Categories of data subjects
The transmitted personal data are related to the following categories of data subjects (to be specified):
The potential/existing customers of the Controller, i.e. the natural persons who wish to use services of the Controller or to update information about them and/or Controller

Kinds of personal data
The transmitted personal data are related to the following categories of data (to be specified):
Name, surname, sex, number of the personal ID document, personal ID number (if assigned), date of birth, expiry date of the personal ID document, photograph/s of the personal ID document, date and manner of personal identification, person‘s address (if provided), face images, IP address.

Kinds of special categories of personal data
The transmitted personal data are related to the following special categories of personal data (to be specified):
Biometric data, biometric data collected from facial image/s

Data processing activities (processing operations)
The following main processing operations are carried out with respect to the data (to be specified):
Main processing activity is to try UAB „Identifikaciniai Projektai“ remote identity verification system.
To document facial images of data subjects and the original ID documents shown by the data subjects by means of transmitting a photograph directly through the online system;
to verify whether the data subject who is undergoing the personal identification procedure is the holder of the submitted ID document by means of the online system;
to provide the Controller with a conclusion / data concerning the identity of the data subject;
to store the processed personal data of the Controller.

Place of document storage
(The data centre address to be specified):
Servers of Amazon Web Services – Dublin, Ireland

Other information
(To specify additional information on data processing):
The maximum storage period of the data process is 8 (eight) years from termination of the relations with the Controller.
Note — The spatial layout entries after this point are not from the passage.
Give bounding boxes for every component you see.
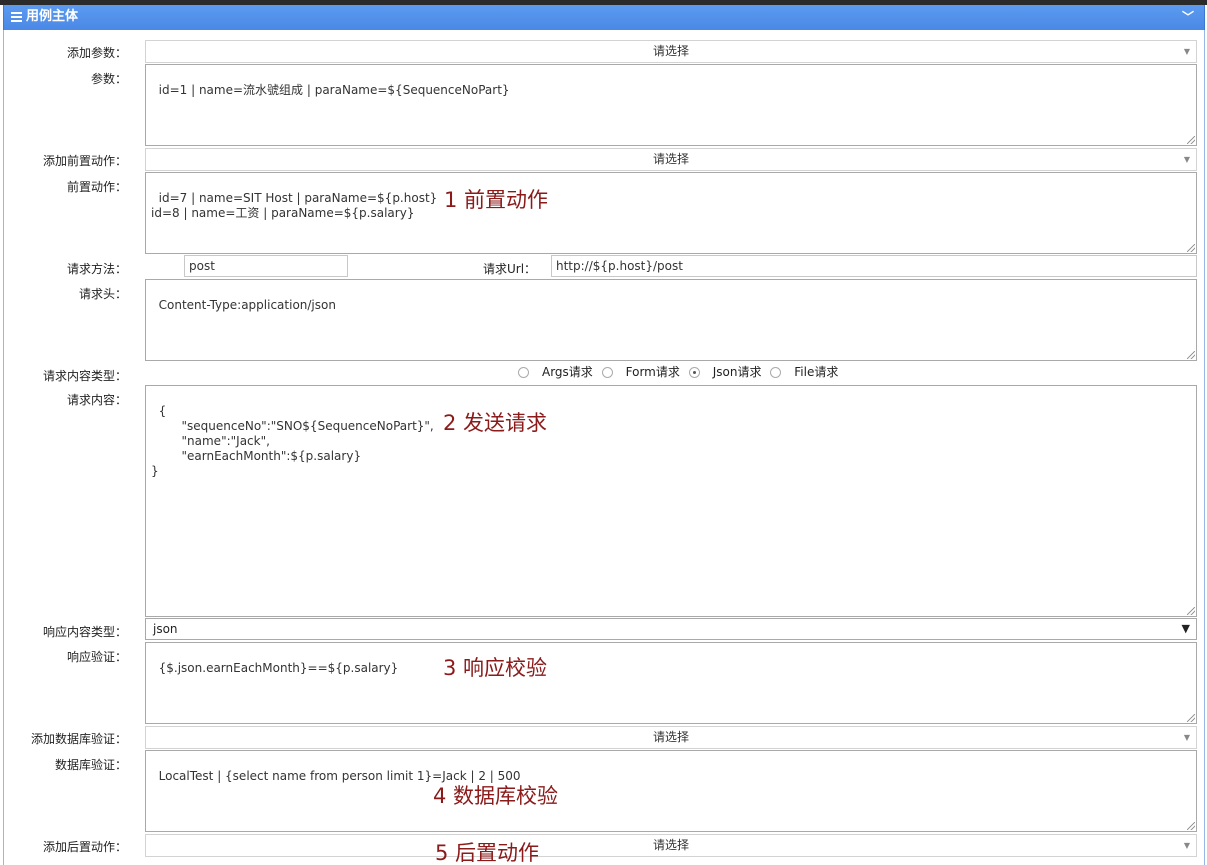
body-label: 请求内容：	[66, 393, 127, 407]
add-param-select[interactable]: 请选择 ▼	[145, 40, 1197, 63]
add-pre-action-label: 添加前置动作：	[42, 154, 127, 168]
resp-type-select[interactable]: json ▼	[145, 618, 1197, 640]
radio-json-label: Json请求	[712, 365, 762, 379]
radio-form[interactable]	[601, 367, 613, 378]
annotation-pre-action: 1 前置动作	[444, 188, 549, 212]
radio-json[interactable]	[688, 367, 700, 378]
method-label: 请求方法：	[66, 262, 127, 276]
radio-file-label: File请求	[794, 365, 839, 379]
annotation-send-request: 2 发送请求	[443, 411, 548, 435]
content-type-radio-group: Args请求 Form请求 Json请求 File请求	[518, 363, 843, 379]
params-textarea[interactable]: id=1 | name=流水號组成 | paraName=${SequenceN…	[145, 64, 1197, 146]
resize-handle-icon[interactable]	[1187, 244, 1195, 252]
dropdown-arrow-icon[interactable]: ▼	[1178, 835, 1196, 856]
headers-label: 请求头：	[78, 287, 127, 301]
radio-args-label: Args请求	[542, 365, 593, 379]
pre-action-textarea[interactable]: id=7 | name=SIT Host | paraName=${p.host…	[145, 172, 1197, 254]
radio-file[interactable]	[770, 367, 782, 378]
headers-textarea[interactable]: Content-Type:application/json	[145, 279, 1197, 361]
resize-handle-icon[interactable]	[1187, 351, 1195, 359]
resp-verify-value: {$.json.earnEachMonth}==${p.salary}	[158, 661, 399, 675]
add-param-select-value: 请选择	[652, 44, 689, 58]
content-type-label: 请求内容类型：	[42, 369, 127, 383]
db-verify-textarea[interactable]: LocalTest | {select name from person lim…	[145, 750, 1197, 832]
resp-type-label: 响应内容类型：	[42, 625, 127, 639]
dropdown-arrow-icon[interactable]: ▼	[1182, 619, 1190, 639]
url-input[interactable]: http://${p.host}/post	[551, 255, 1197, 277]
annotation-resp-verify: 3 响应校验	[443, 656, 548, 680]
url-label: 请求Url：	[483, 262, 537, 276]
panel-title: 用例主体	[26, 9, 79, 24]
add-db-verify-label: 添加数据库验证：	[30, 732, 127, 746]
menu-icon[interactable]	[11, 12, 22, 22]
chevron-down-icon[interactable]: ﹀	[1182, 5, 1194, 29]
resp-type-value: json	[153, 622, 178, 636]
params-value: id=1 | name=流水號组成 | paraName=${SequenceN…	[158, 83, 510, 97]
add-db-verify-select-value: 请选择	[652, 730, 689, 744]
pre-action-label: 前置动作：	[66, 180, 127, 194]
add-pre-action-select[interactable]: 请选择 ▼	[145, 148, 1197, 171]
headers-value: Content-Type:application/json	[158, 298, 336, 312]
annotation-post-action: 5 后置动作	[435, 841, 540, 865]
body-value: { "sequenceNo":"SNO${SequenceNoPart}", "…	[151, 404, 434, 478]
add-pre-action-select-value: 请选择	[652, 152, 689, 166]
add-post-action-label: 添加后置动作：	[42, 840, 127, 854]
method-input[interactable]: post	[184, 255, 348, 277]
add-post-action-select[interactable]: 请选择 ▼	[145, 834, 1197, 857]
dropdown-arrow-icon[interactable]: ▼	[1178, 727, 1196, 748]
radio-form-label: Form请求	[625, 365, 680, 379]
annotation-db-verify: 4 数据库校验	[433, 784, 559, 808]
dropdown-arrow-icon[interactable]: ▼	[1178, 149, 1196, 170]
resize-handle-icon[interactable]	[1187, 714, 1195, 722]
resp-verify-label: 响应验证：	[66, 650, 127, 664]
params-label: 参数：	[90, 72, 127, 86]
radio-args[interactable]	[518, 367, 529, 378]
add-param-label: 添加参数：	[66, 46, 127, 60]
pre-action-value: id=7 | name=SIT Host | paraName=${p.host…	[151, 191, 438, 220]
dropdown-arrow-icon[interactable]: ▼	[1178, 41, 1196, 62]
db-verify-label: 数据库验证：	[54, 758, 127, 772]
resize-handle-icon[interactable]	[1187, 136, 1195, 144]
resize-handle-icon[interactable]	[1187, 607, 1195, 615]
resp-verify-textarea[interactable]: {$.json.earnEachMonth}==${p.salary}	[145, 642, 1197, 724]
panel-header[interactable]: 用例主体 ﹀	[3, 5, 1205, 30]
add-post-action-select-value: 请选择	[652, 838, 689, 852]
add-db-verify-select[interactable]: 请选择 ▼	[145, 726, 1197, 749]
resize-handle-icon[interactable]	[1187, 822, 1195, 830]
body-textarea[interactable]: { "sequenceNo":"SNO${SequenceNoPart}", "…	[145, 385, 1197, 617]
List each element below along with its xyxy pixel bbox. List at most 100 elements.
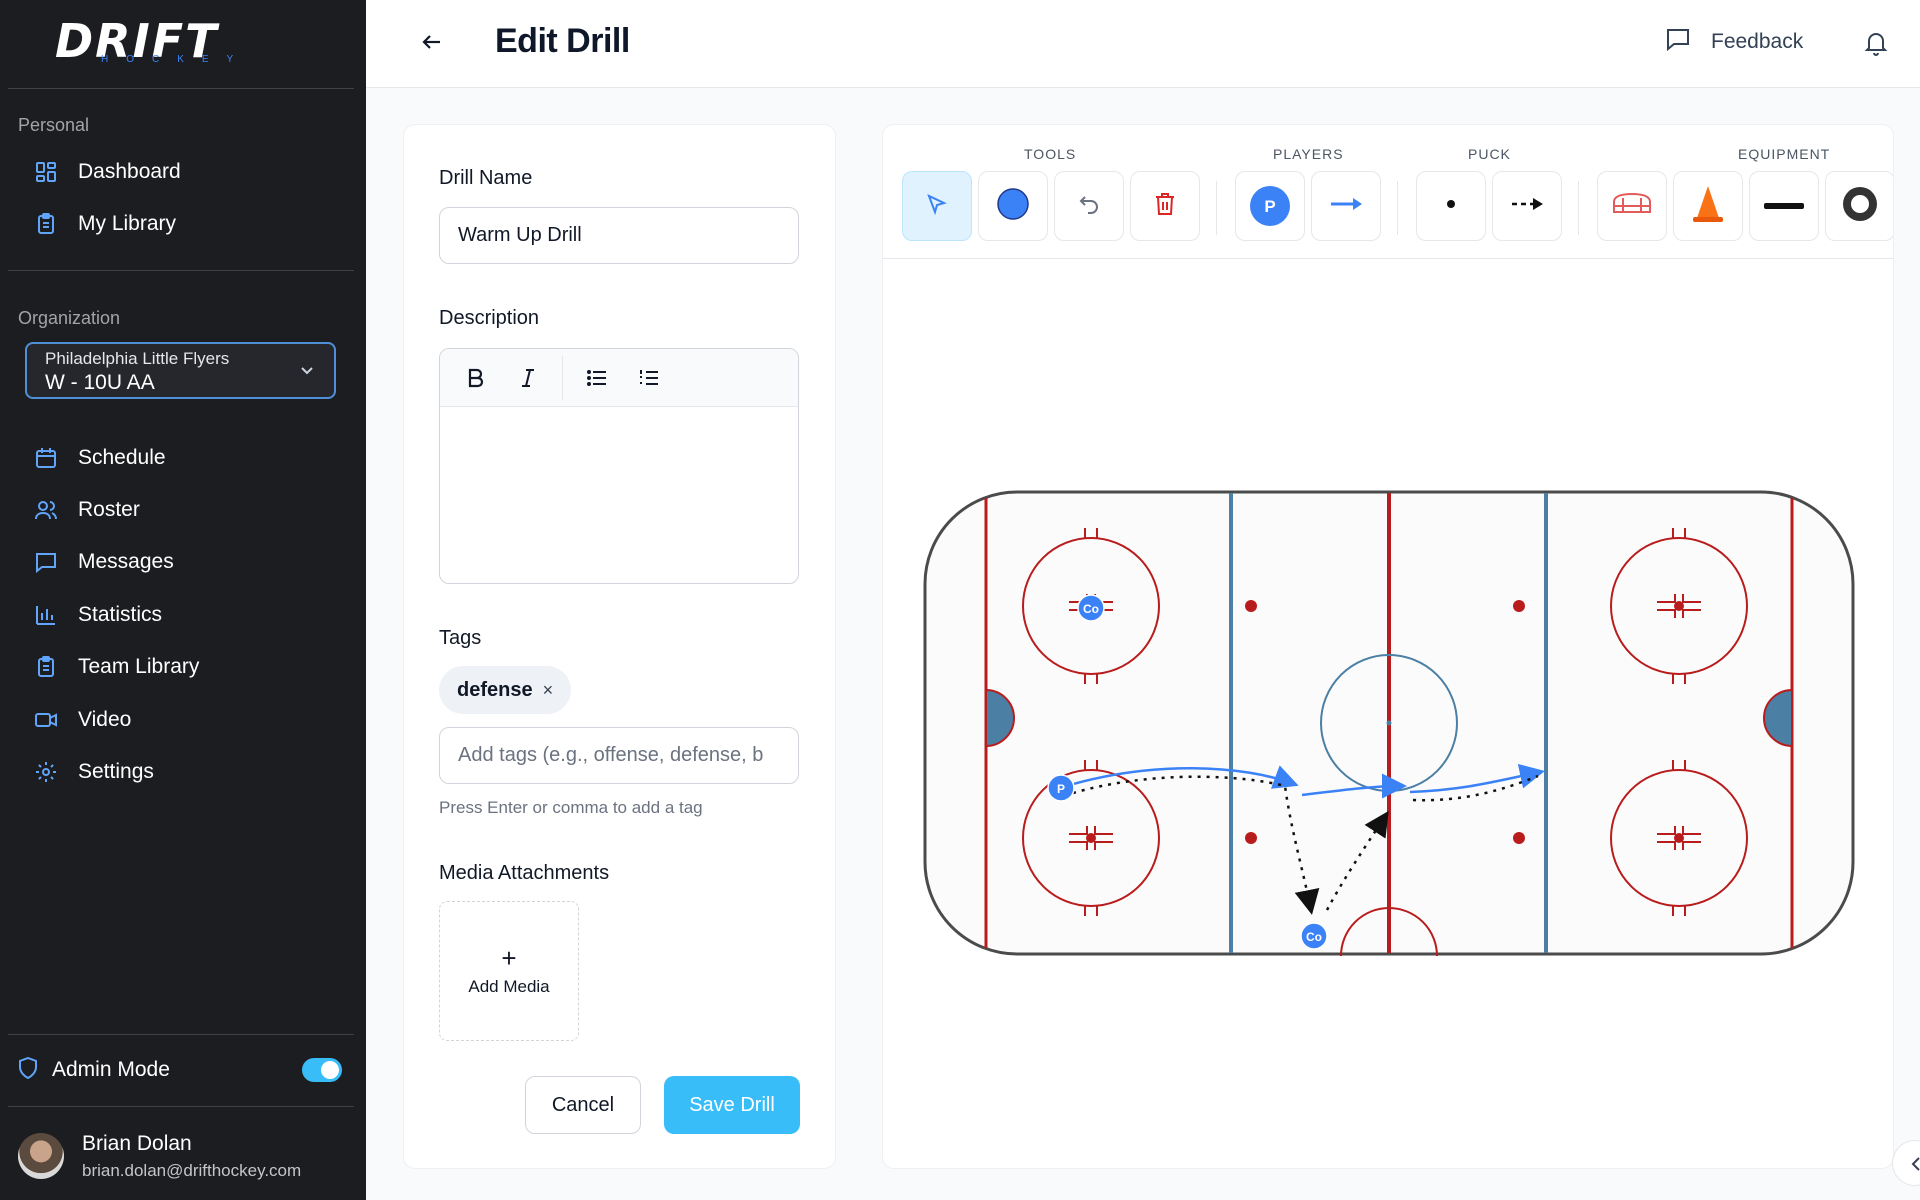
tags-input[interactable]: Add tags (e.g., offense, defense, b <box>439 727 799 784</box>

Consent Text of the Consent:

I hereby consent to the processing of my personal data, including special categories of personal data incl. biometric personal data, for the purpose of verifying my identity and stopping fraud. Subject to this consent, UAB “Identifikaciniai Projektai” an authorised processor of [Customer’s name] will process your personal data, incl. biometric personal data. Without processing biometric data and without this necessary consent, the verification, identification, fraud prevention processes cannot be carried out.

This consent may be withdrawn at any time, but withdrawal of consent shall not affect the lawfulness of the prior processing.

[TICK-BOX] I have read the applicable privacy policies and understand how and for what my personal data is processed.

[TICK-BOX] I agree to the processing of my personal data, incl. special categories of personal data for the purpose of verification and fraud prevention.